In August, Labour announced an animal welfare manifesto and referenced it in their general election proclamations. It questions the use of the whip as a motivational tool with the pledge that a Labour government would carry out an independent review into its use.
A BHA spokesman said on Thursday: "In its September 2018 gambling review Labour outlined that it would provide exemptions for horseracing, recognising its 'intrinsic' and 'traditional' relationship with betting in its policy on a 'whistle-to-whistle' advertising ban. There is nothing in today’s manifesto which evolves that position.
"These traditional links have been recognised in the last year through changes to the Industry Group for Responsible Gambling Code for Socially Responsible Advertising, which identified the 'inherent' links between betting and horseracing and exempted it from the 'whistle-to-whistle' ban on gambling advertising around TV coverage of sports events before the watershed."

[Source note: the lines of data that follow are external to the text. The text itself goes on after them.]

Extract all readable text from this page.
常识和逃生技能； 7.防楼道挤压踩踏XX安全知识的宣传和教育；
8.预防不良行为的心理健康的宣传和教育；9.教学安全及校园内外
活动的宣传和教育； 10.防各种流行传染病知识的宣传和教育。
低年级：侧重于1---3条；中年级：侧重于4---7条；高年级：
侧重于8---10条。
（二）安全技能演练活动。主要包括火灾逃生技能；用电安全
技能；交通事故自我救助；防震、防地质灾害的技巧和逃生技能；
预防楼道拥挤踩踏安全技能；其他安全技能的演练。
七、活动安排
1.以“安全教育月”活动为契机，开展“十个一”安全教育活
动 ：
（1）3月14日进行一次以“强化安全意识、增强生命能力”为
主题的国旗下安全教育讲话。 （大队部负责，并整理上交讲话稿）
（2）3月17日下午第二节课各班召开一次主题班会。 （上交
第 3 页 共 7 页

Labour's animal welfare manifesto
The use of the whip is allowed for two purposes: to keep rider and mount safe, and for 'encouragement'. Labour would carry out an independent review of the use of the whip to establish if its use for 'encouragement' can be justified.
On Wednesday, the Liberal Democrats pledged to create a new racing welfare regulator, taking the role away from the BHA.
Goodbody analyst Gavin Kelleher said: "On reflection, both manifestos call out gambling as an area that needs greater controls and protections. However, this should come as no surprise given previous commentary from both parties.
"Overall, there are no incremental negatives in either of these manifestos compared to what we believe market expectations are at present."